Good morning,
It is the first time I write here on StackExchange, therefore any suggestion to improve my question is really appreciated.
It is known that the distribution $\mathbb{P}_{X}$ of the univariate random variable $$X=g(Y)$$ on the probability space $(\Omega,\mathcal{F},\mathbb{P})$, where $g: \mathbb{R}\rightarrow \mathbb{R}$ is a measurable function (with respect to Borel $\sigma$-algebras) is the push-forward of the distribution $\mathbb{P}_{Y}$ of the univariate random variable $Y$ through $g$, or (following Wikipedia notation) $$\mathbb{P}_{X}=g_{\ast}(\mathbb{P}_{Y}).$$ The equality $X=g(Y)$ holds "omega by omega".
Suppose that $g$ is not invertible (for instance, an increasing cadlag function). Is the opposite true? More precisely, if we know that $X$ is an univariate random variable with distribution $\mathbb{P}_{X}=g_{\ast}(\mathbb{P}_{Y})$, can we always construct a random variable $Y$ on the same probability space with distribution $\mathbb{P}_{Y}$ such that $X=g(Y)$ holds at least almost surely?
If the answer to the previous point is affirmative, can you suggest a textbook from which I can quote the result?
Many thanks in advance for your help.
If we cannot extend the space, then "no":
Let $(\Omega, \mathcal{F}, P)$ be a probability space that has only one outcome. Specfically, assume $\Omega = \{blue\}$. Define $X:\Omega\rightarrow\mathbb{R}$ by $X(blue)=0$.
Define the measurable function $g:\mathbb{R}\rightarrow\mathbb{R}$ by $g(x)=0$ for all $x \in \mathbb{R}$.
Let $Y$ be Bernoulli-1/2 on some other probability space. Then $X$ has the same distribution as $g(Y)$, but there is no Bernoulli 1/2 variable $Y$ on $(\Omega, \mathcal{F}, P)$ since that space has only one outcome $blue$.
If we can extend the space, then "yes":
Let $(\Omega, \mathcal{F}, P)$ and $(\Omega', \mathcal{F}', P')$ be two probability spaces.
-Let $X:\Omega\rightarrow\mathbb{R}$ be a random variable on the first space.
-Let $Y':\Omega'\rightarrow\mathbb{R}$ be a random variable on the second space.

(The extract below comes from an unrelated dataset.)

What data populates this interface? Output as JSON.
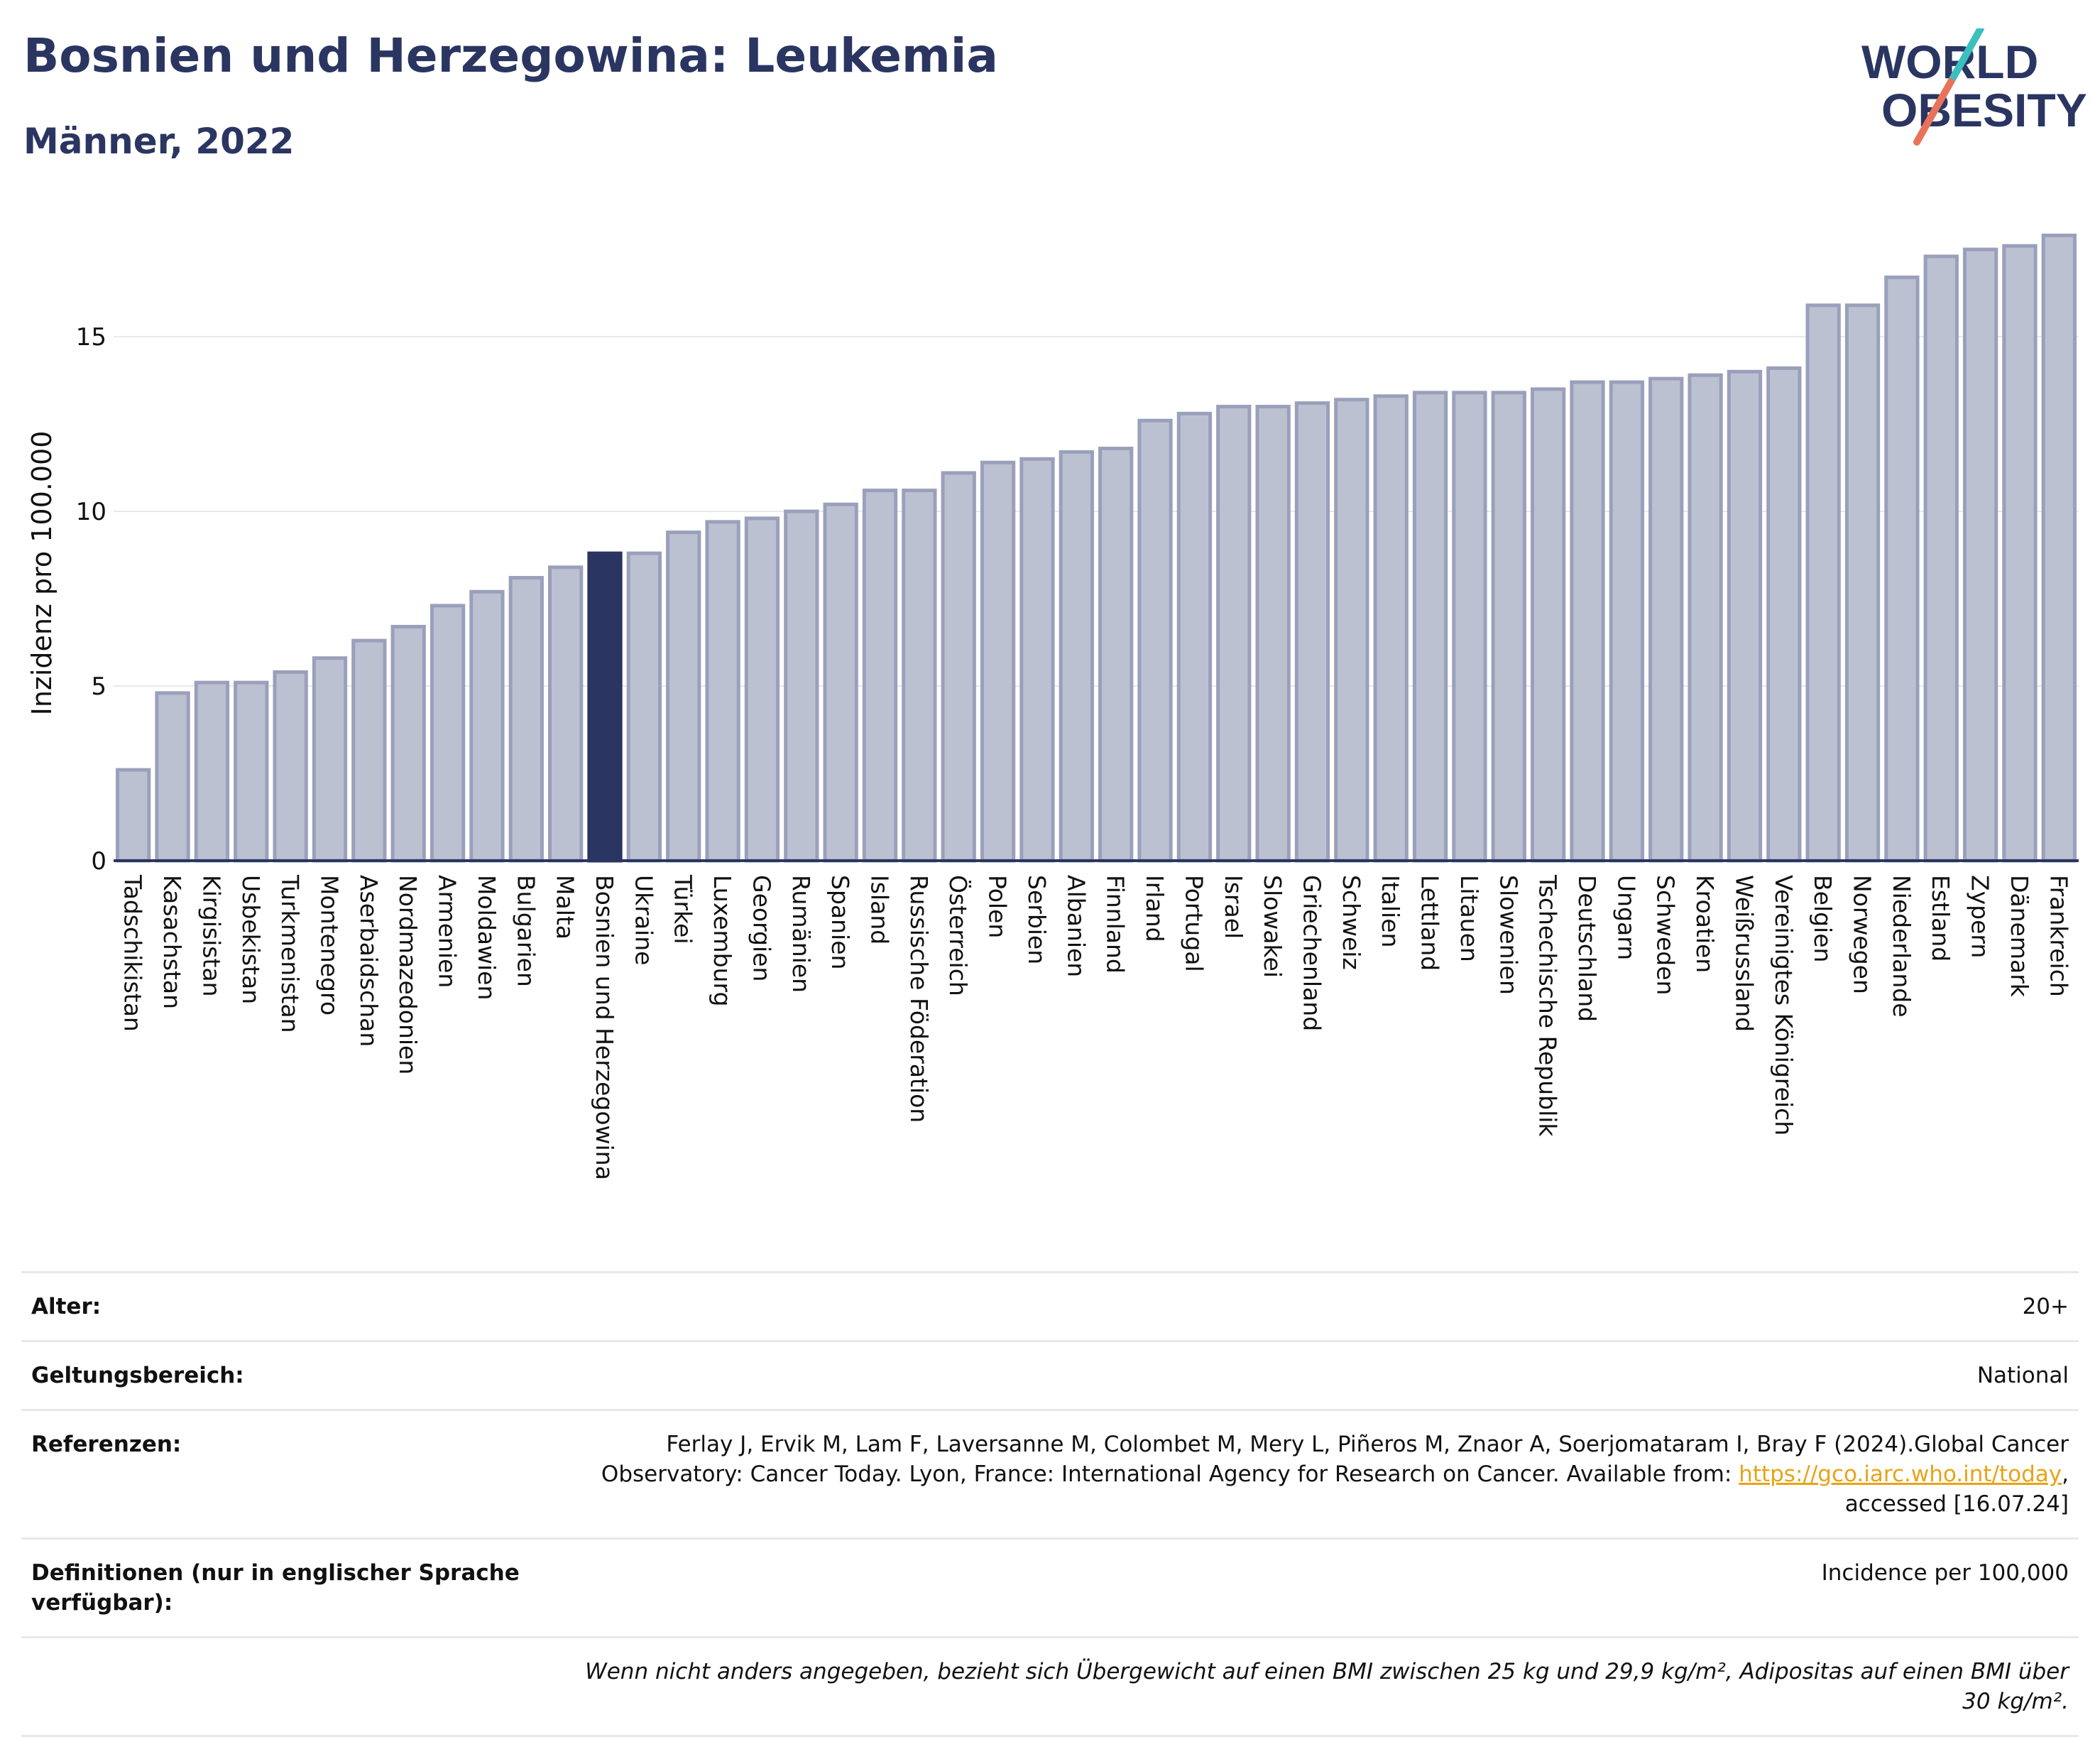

-Let $g:\mathbb{R}\rightarrow\mathbb{R}$ be a Borel measurable function.
Define $X':\Omega'\rightarrow\mathbb{R}$ by $X'=g(Y')$. Suppose $X$ and $X'$ have the same distribution.
Suppose that, on the first probability space, there exists a uniformly distributed random variable $U:\Omega\rightarrow [0,1]$ that is independent of $X$. If the original space $(\Omega, \mathcal{F}, P)$ does not have such an independent random variable $U$, we can always extend the space using standard product space concepts.
Theorem 5.10 in Kallenberg's Foundations of Modern Probabilty ensures that since $(X', Y')$ lie on the second space, and since $X$ has the same distribution as $X'$, there is a random variable $Y$ on the first space such that $(X,Y)$ has the same joint distribution as $(X',Y')$. (Kallenberg constructs $Y$ as a Borel measurable function of $X$ and $U$).
Define the Borel measurable function $f:\mathbb{R}^2\rightarrow\mathbb{R}$ by $$ f(u,v) = g(v)-u \quad \forall (u,v) \in \mathbb{R}^2$$ Define the random variables $D:\Omega\rightarrow\mathbb{R}$ and $D':\Omega'\rightarrow\mathbb{R}$ by \begin{align} D &= f(X, Y)\\ D'&= f(X',Y') \end{align} Since $(X,Y)$ and $(X',Y')$ have the same distribution, the random variables $D$ and $D'$ have the same distribution. However, $D'=0$ surely. It follows that $P[D=0]=1$. That is, $P[g(Y)=X]=1$. So $g(Y)=X$ almost surely.